I wonder whether that was ever researched in depth, and whether it could have been grounds for complaints (that members of some community had measurements that were "worse", but not in the sense of biased, but of "less precise", with more variance!)?

2 comments

> I wonder whether that was ever researched in depth

Yes, it was. My wife studied linguistics and she has an MSc in Education, she has tens of books on grading and evaluating English learners, and GRE is a test that has been studied extensively. I don't have any reference at hand (on my mobile) but feel free to search on any education-related journal: you'll find tons of sudies.

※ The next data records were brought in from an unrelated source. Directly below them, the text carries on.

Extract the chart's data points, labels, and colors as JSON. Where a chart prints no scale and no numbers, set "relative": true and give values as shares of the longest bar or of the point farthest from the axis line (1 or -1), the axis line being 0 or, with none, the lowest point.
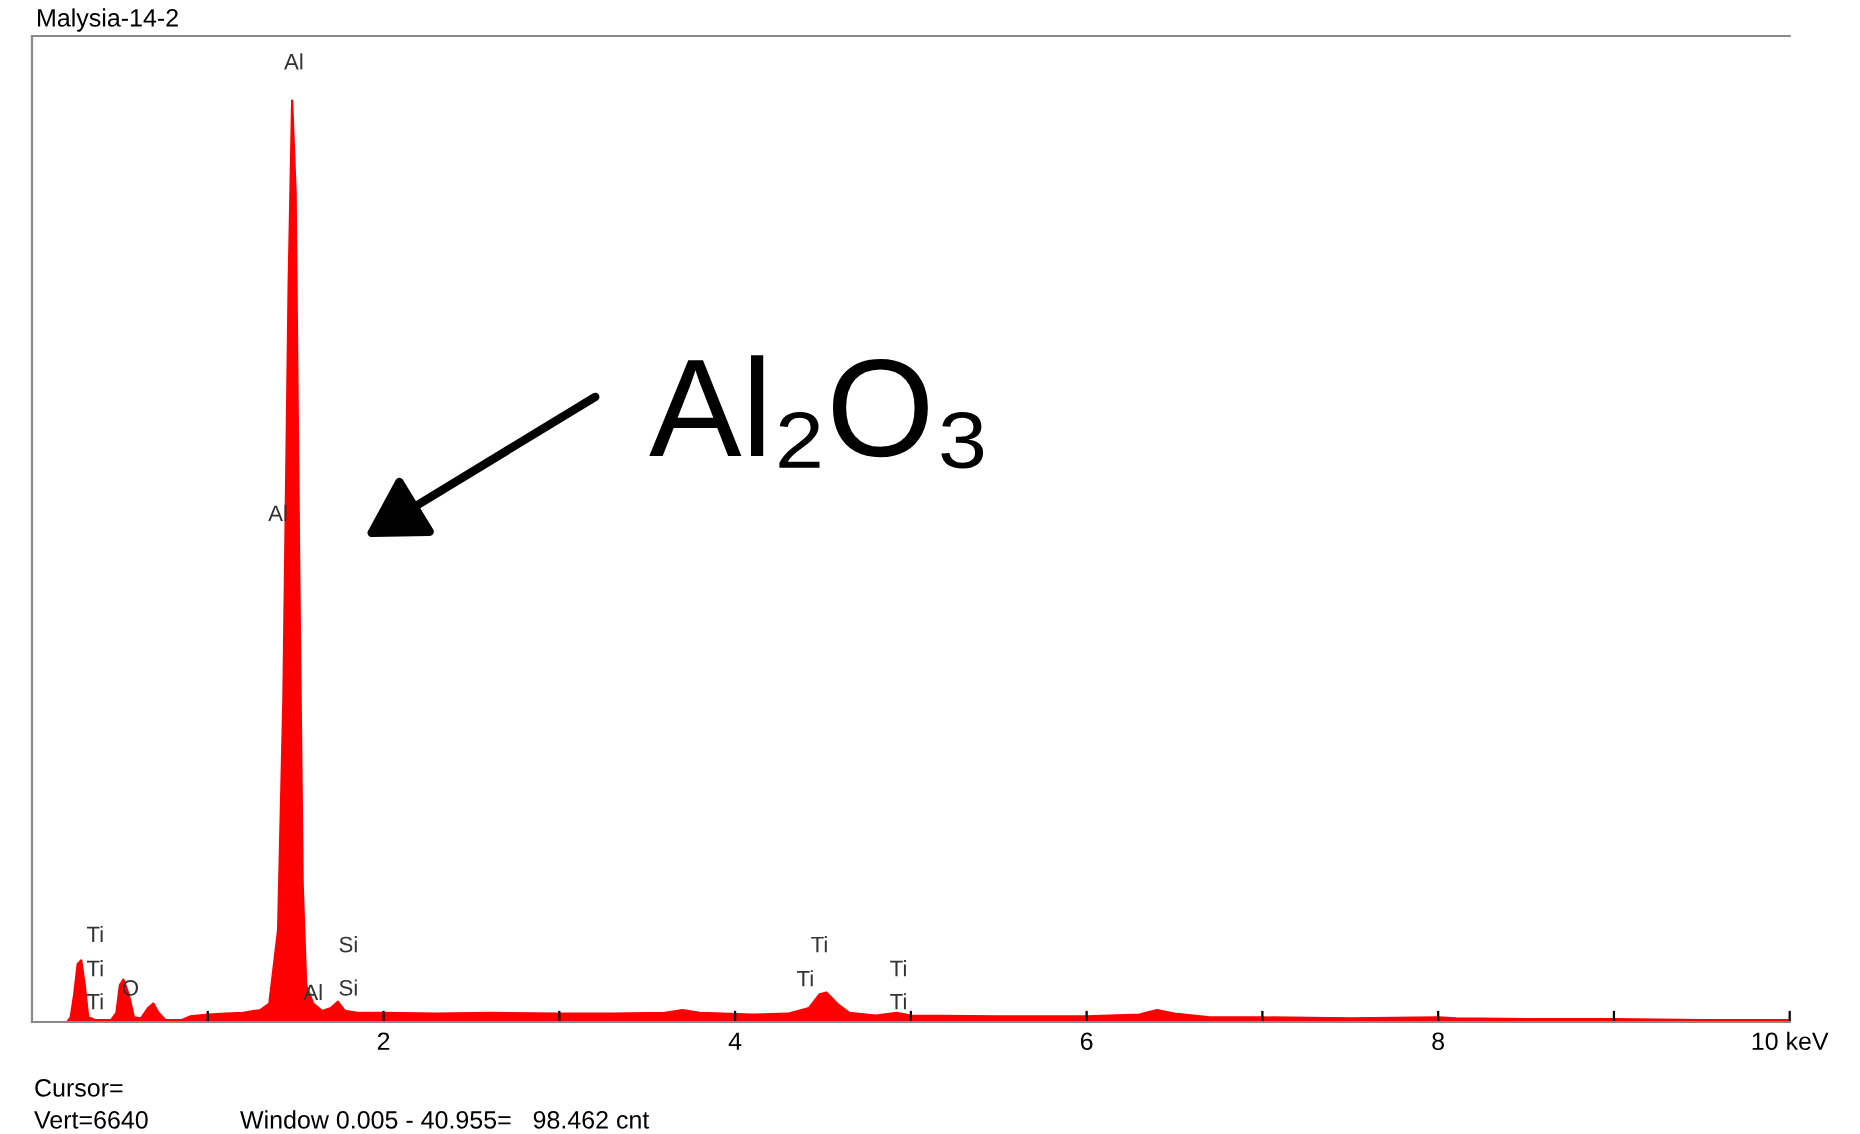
{
  "chart_data": {
    "type": "area",
    "relative": true,
    "title": "Malysia-14-2",
    "x": [
      0.2,
      0.22,
      0.24,
      0.26,
      0.28,
      0.3,
      0.32,
      0.36,
      0.45,
      0.48,
      0.5,
      0.52,
      0.55,
      0.58,
      0.62,
      0.66,
      0.69,
      0.72,
      0.76,
      0.85,
      0.9,
      1.0,
      1.1,
      1.2,
      1.3,
      1.35,
      1.4,
      1.43,
      1.46,
      1.48,
      1.5,
      1.52,
      1.54,
      1.56,
      1.6,
      1.65,
      1.7,
      1.74,
      1.78,
      1.85,
      2.0,
      2.3,
      2.6,
      3.0,
      3.3,
      3.6,
      3.7,
      3.8,
      4.1,
      4.3,
      4.42,
      4.48,
      4.52,
      4.58,
      4.65,
      4.8,
      4.92,
      5.0,
      5.5,
      6.0,
      6.3,
      6.4,
      6.5,
      6.7,
      7.0,
      7.5,
      8.0,
      8.1,
      8.5,
      9.0,
      9.5,
      10.0
    ],
    "values": [
      0,
      0.005,
      0.03,
      0.063,
      0.067,
      0.04,
      0.005,
      0.002,
      0.002,
      0.01,
      0.04,
      0.046,
      0.03,
      0.005,
      0.004,
      0.015,
      0.02,
      0.01,
      0.002,
      0.002,
      0.006,
      0.008,
      0.009,
      0.01,
      0.013,
      0.02,
      0.1,
      0.35,
      0.8,
      1.0,
      0.9,
      0.5,
      0.15,
      0.04,
      0.02,
      0.012,
      0.015,
      0.022,
      0.012,
      0.01,
      0.01,
      0.009,
      0.01,
      0.009,
      0.009,
      0.01,
      0.013,
      0.01,
      0.008,
      0.009,
      0.015,
      0.03,
      0.032,
      0.02,
      0.01,
      0.007,
      0.01,
      0.007,
      0.006,
      0.006,
      0.008,
      0.013,
      0.009,
      0.005,
      0.005,
      0.004,
      0.005,
      0.004,
      0.003,
      0.003,
      0.002,
      0.002
    ],
    "color": "#ff0000",
    "xlim": [
      0,
      10
    ],
    "xticks": [
      {
        "value": 1,
        "label": null
      },
      2,
      {
        "value": 3,
        "label": null
      },
      4,
      {
        "value": 5,
        "label": null
      },
      6,
      {
        "value": 7,
        "label": null
      },
      8,
      {
        "value": 9,
        "label": null
      },
      {
        "value": 10,
        "label": "10 keV"
      }
    ],
    "tick_labels": "x",
    "grid": false,
    "annotations": [
      "Ti",
      "Ti",
      "Ti",
      "O",
      "Al",
      "Al",
      "Al",
      "Si",
      "Si",
      "Ti",
      "Ti",
      "Ti",
      "Ti",
      "Al₂O₃",
      "Cursor=",
      "Vert=6640",
      "Window 0.005 - 40.955=   98.462 cnt"
    ]
  }
}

You're hypothesizing an additional axis of question variation, "Romance-Germanic", in addition to the well-known axis "difficulty". Do we have any reason other than this anecdote to believe this other axis actually exists for GRE? Why wouldn't easy Romance questions be sorted in with easy Germanic questions?
One reason to believe it (or more specifically, to believe the correlation between the Romance-Germanic axis and the difficulty axis is not zero) is that easier / more common vocabulary is often Germanic and harder / more literary vocabulary is often Romance, as a result of the origins of social classes and an intentional desire to use Romance words (or straight-up import Latin words) among those of higher learning / standing. That's the claim of several comments in this thread.